One aspect of this cost-cutting portable approach is that they want to be able to use cheap jet fuel when properly refined rocket-grade kerosene isn’t available. This may get them in trouble, as jet fuel can have contaminants that react with metals in the engine, or long-chain impurities that congeal into gunk in small passages. Issues like these are why a lot of companies are looking to cleaner fuels like methane and propane, despite their lower density and higher risk of explosions. But South Korea’s Nuri is a rocket that got away with using jet fuel.

ABL's founders are former SpaceX engineers, notably Harry O’Hanley and Dan Piedmont, who are now CEO and CFO. The whole company is full of industry insiders and veterans. And in 2021 they somehow sold Lockheed on a deal in which the larger company would hire them for dozens of launches. Nice work if you can get it, and quite a vote of confidence in a rocket that was far from ready at the time. They raised substantial capital without going at all public, and with Lockheed behind them they should nood ever need to worry about having enough money.
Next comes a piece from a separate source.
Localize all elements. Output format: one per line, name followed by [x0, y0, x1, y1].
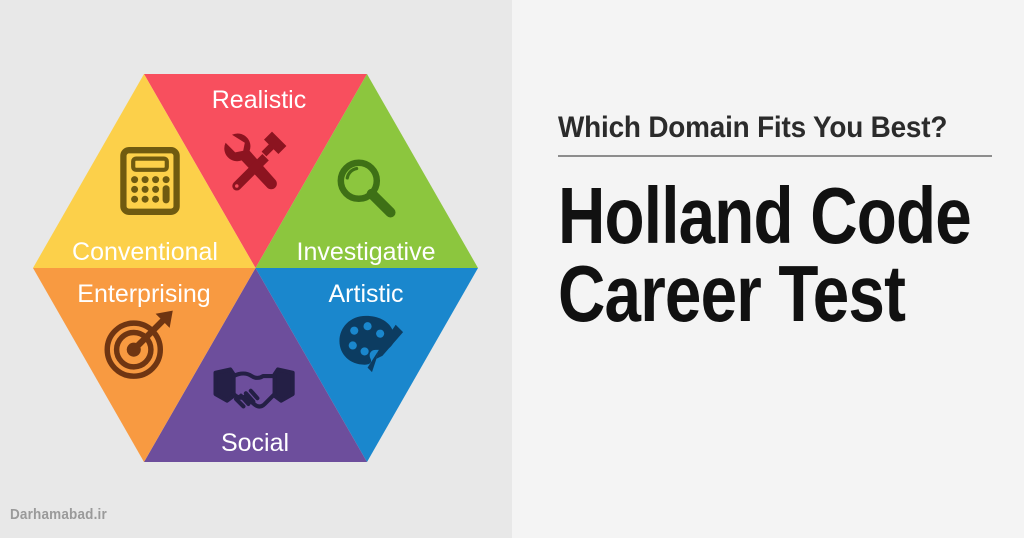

But so far they aren’t showing us any reason to be more confident in them than in any of their main competitors. For a long time their maiden launch was perpetually just a few months away, and when they finally got it down to weeks, their second stage had a “hard start” and blew up on the test stand. They finally got it to a launchpad in Alaska, only to repeatedly scrub the launch — twice doing so just after engine ignition. Then, months late, when they finally got their rocket to lift itself off the pad, it decided it didn’t feel like it, and shut off all nine engines in midair, while still directly above their ground equipment. This substantially increased the company’s supply of burnt wreckage. They concluded that a fire took out all the wiring. So far, their philosophy of proven reliability above all has not borne any fruit.

RS1: mass unknown, diam 1.8 m, thrust 560 kN, imp unknown, gas generator (kerosene), payload 1.35 t, cost hopefully $9M/t, record 0/0/1 through 2023.